緒論：學習的過程大略可以分成兩類：比例式的學習和新協調型態的學習。在新協調型態的學習方面，動力過程會發生質性轉變，使用常態分布的統計假設來處理這種數據，即以平均數、標準差作為呈現學習前後差異的方法，並不盡完善。探討運動學習的研究，應使用合適的函數，量化學習過程的變化。在具有不同偏態及隨機樣貌的各種分布中，伽馬分布根據參數變化，曲線外型具有多樣性，可能較適於作為初步觀察學習過程中動力質性改變的描述方式。目的：根據不同學習類型的學習過程，找出最適合用來描述不同學習階段狀態的分布模式。方法：將比例式與建立協調型態的學習數據，分別使用常態分布、對數常態分布、均勻分布、指數分布、伽馬分布適配學習過程中不同階段的動作表現，並以重複量數二因子變異數分析比較分布模式在不同學習階段數據分布的決定係數。結果：比例式學習僅有模式間達顯著差異，伽馬分布與常態分布大於對數常態分布、指數分布及均勻分布。在新協調型態學習方面，三階段與兩階段的結果都具有交互作用，伽馬分布在初期優於其他分布，而後期伽馬、對數常態與常態分布優於指數與均勻分布，此外伽馬分布與對數常態分布的決定係數在各階段都較優於其它分布模式。結論：伽馬分布在兩種類型的學習，以及在協調型態的三個階段，適配的決定係數都具有比較優勢的效果。

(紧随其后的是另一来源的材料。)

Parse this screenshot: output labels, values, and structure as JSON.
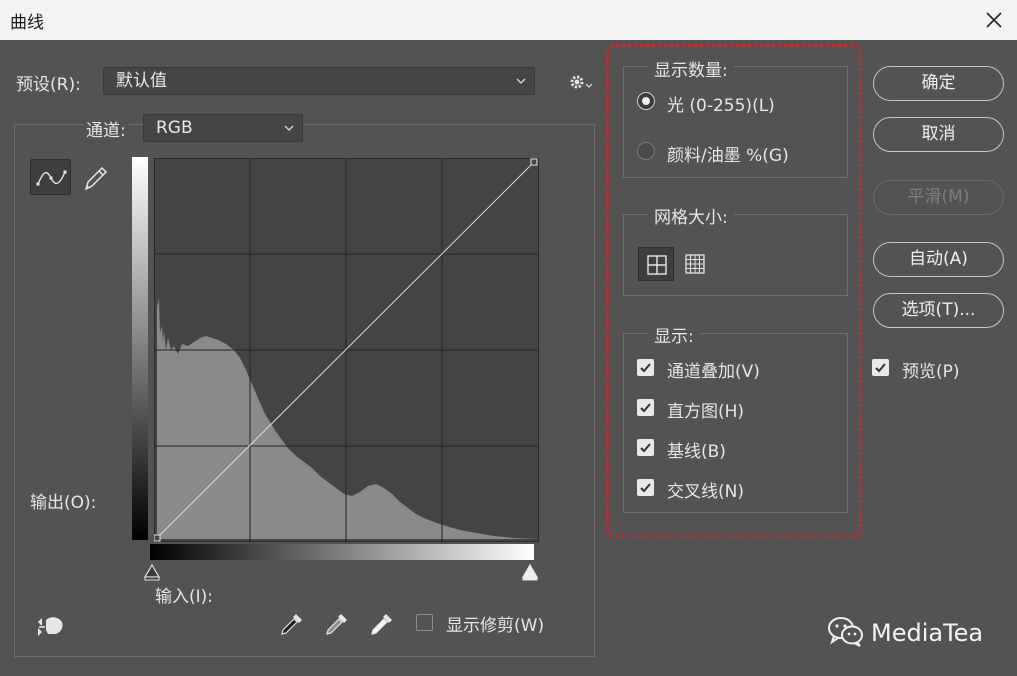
{
  "window": {
    "title": "曲线"
  },
  "preset": {
    "label": "预设(R):",
    "value": "默认值"
  },
  "channel": {
    "label": "通道:",
    "value": "RGB"
  },
  "output_label": "输出(O):",
  "input_label": "输入(I):",
  "show_clipping_label": "显示修剪(W)",
  "show_amount": {
    "legend": "显示数量:",
    "light_label": "光 (0-255)(L)",
    "pigment_label": "颜料/油墨 %(G)",
    "selected": "light"
  },
  "grid_size": {
    "legend": "网格大小:",
    "selected": "simple"
  },
  "display": {
    "legend": "显示:",
    "options": [
      {
        "label": "通道叠加(V)",
        "checked": true
      },
      {
        "label": "直方图(H)",
        "checked": true
      },
      {
        "label": "基线(B)",
        "checked": true
      },
      {
        "label": "交叉线(N)",
        "checked": true
      }
    ]
  },
  "buttons": {
    "ok": "确定",
    "cancel": "取消",
    "smooth": "平滑(M)",
    "auto": "自动(A)",
    "options": "选项(T)..."
  },
  "preview": {
    "label": "预览(P)",
    "checked": true
  },
  "watermark": {
    "text": "MediaTea"
  },
  "colors": {
    "highlight": "#d6242a",
    "panel": "#535353",
    "graph_bg": "#444444",
    "histogram": "#8a8a8a"
  }
}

The learning process can be classified as a scale learning and learning a new coordination pattern. In coordination learning, qualitative changes of coordination patterns in the dynamic processes may occur. In this case, using the assumption of normality concept of statistic (e.g. mean and standard deviation) to represent dataset may not be appropriate and incomplete. Here we investigated the gamma probability density functions as another candidate approach to qualify and quantify the learning process even though the data distribution deviated from normality. The gamma function with different combinations of the parameters (alpha and beta) may form different shapes to capture qualitative changes of performance outcome through learning process, especially in coordination learning. The purpose of this study was to investigate different distribution models (normal, logarithmic normal, exponential and uniform distributions) to fit the data distribution of scale learning and coordination learning in different learning phases from throwing task (50 trials a day for 3 days) and the rollerball task (50 trials a day for 5 days), respectively. Two factors repeated measure ANOVAs were used to compare the coefficient of determination between distribution models and learning phase. There was a significant difference among distribution models in scale learning, the gamma and lognormal distribution had greater coefficients of determination than the others. In coordination learning, both three and two phase groups had interaction between distribution models and learning phases. The post hoc analyses showed that the coefficient of determination of the gamma and lognormal distribution were both significantly greater than the normal, exponential and uniform distributions at the first and transition phases, the gamma, lognormal and normal distribution were significantly greater than the exponential and uniform distributions at the last phase. In conclusion, the gamma function showed superior descriptive power among the models over the learning phase for both types of learning that have a comparative advantage in the results of curve fitting.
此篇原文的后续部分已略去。